Key 1031 Exchange Vocabulary You Must Know
The world of #1031 exchanges is riddled with unique terminology. For the uninitiated, it can be a daunting proposition. To help you understand the phrases you will undoubtedly hear if you choose to complete a tax-deferred 1031 exchange, here’s a list of the key terms you will come across.
Boot: This is the fair market value of any non-qualified property you receive during the exchange. It can be cash, loans, property, reduction in debt or even supplies. Basically, anything of value that you receive during the exchange could be considered boot.
Constructive Receipt: Any indirect control you have over the proceeds of the exchange. If you benefit in any way from the proceeds (aside from the purchase of replacement property), this could be considered constructive receipt and can jeopardize the tax-deferred nature of the exchange.

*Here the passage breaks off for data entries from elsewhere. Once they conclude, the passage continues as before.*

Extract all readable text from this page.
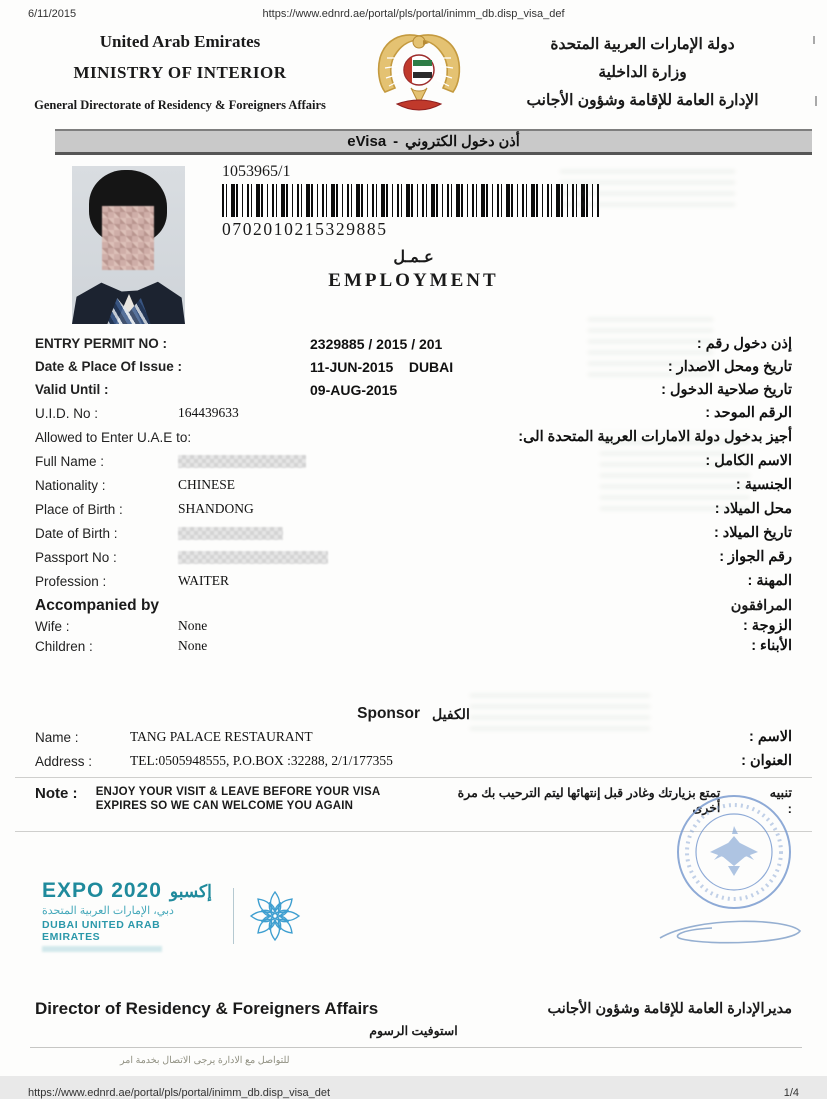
6/11/2015	https://www.ednrd.ae/portal/pls/portal/inimm_db.disp_visa_def
United Arab Emirates
MINISTRY OF INTERIOR
General Directorate of Residency & Foreigners Affairs
دولة الإمارات العربية المتحدة
وزارة الداخلية
الإدارة العامة للإقامة وشؤون الأجانب
eVisa - أذن دخول الكتروني
1053965/1
0702010215329885
عـمـل
EMPLOYMENT
ENTRY PERMIT NO :	2329885 / 2015 / 201	إذن دخول رقم :
Date & Place Of Issue :	11-JUN-2015    DUBAI	تاريخ ومحل الاصدار :
Valid Until :	09-AUG-2015	تاريخ صلاحية الدخول :
U.I.D. No :	164439633	الرقم الموحد :
Allowed to Enter U.A.E to:	أجيز بدخول دولة الامارات العربية المتحدة الى:
Full Name :	الاسم الكامل :
Nationality :	CHINESE	الجنسية :
Place of Birth :	SHANDONG	محل الميلاد :
Date of Birth :	تاريخ الميلاد :
Passport No :	رقم الجواز :
Profession :	WAITER	المهنة :
Accompanied by	المرافقون
Wife :	None	الزوجة :
Children :	None	الأبناء :
Sponsor الكفيل
Name :	TANG PALACE RESTAURANT	الاسم :
Address :	TEL:0505948555, P.O.BOX :32288, 2/1/177355	العنوان :
Note :	ENJOY YOUR VISIT & LEAVE BEFORE YOUR VISA EXPIRES SO WE CAN WELCOME YOU AGAIN
تنبيه :
تمتع بزيارتك وغادر قبل إنتهائها ليتم الترحيب بك مرة أخرى
EXPO 2020 إكسبو
دبي، الإمارات العربية المتحدة
DUBAI UNITED ARAB EMIRATES
Director of Residency & Foreigners Affairs	مديرالإدارة العامة للإقامة وشؤون الأجانب
استوفيت الرسوم
للتواصل مع الادارة يرجى الاتصال بخدمة امر
https://www.ednrd.ae/portal/pls/portal/inimm_db.disp_visa_det	1/4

Exchanger: The investor who is conducting the 1031 exchange for his or her own benefit.
Like-Kind: A term that refers to the nature or character of the property being exchanged. In order for the exchange to qualify for tax-deferred status, both the relinquished and replacement property must meet the IRS definition of like-kind.
Qualified Intermediary: The individual or entity that manages the exchange and holds sale proceeds for relinquished property (to avoid the exchanger having actual or constructive receipt) and title to the replacement property (again, to avoid receipt issues during the exchange).
Relinquished Property: The old property the exchanger is getting rid of during the exchange.
Replacement Property: The new property the exchanger will acquire during the exchange.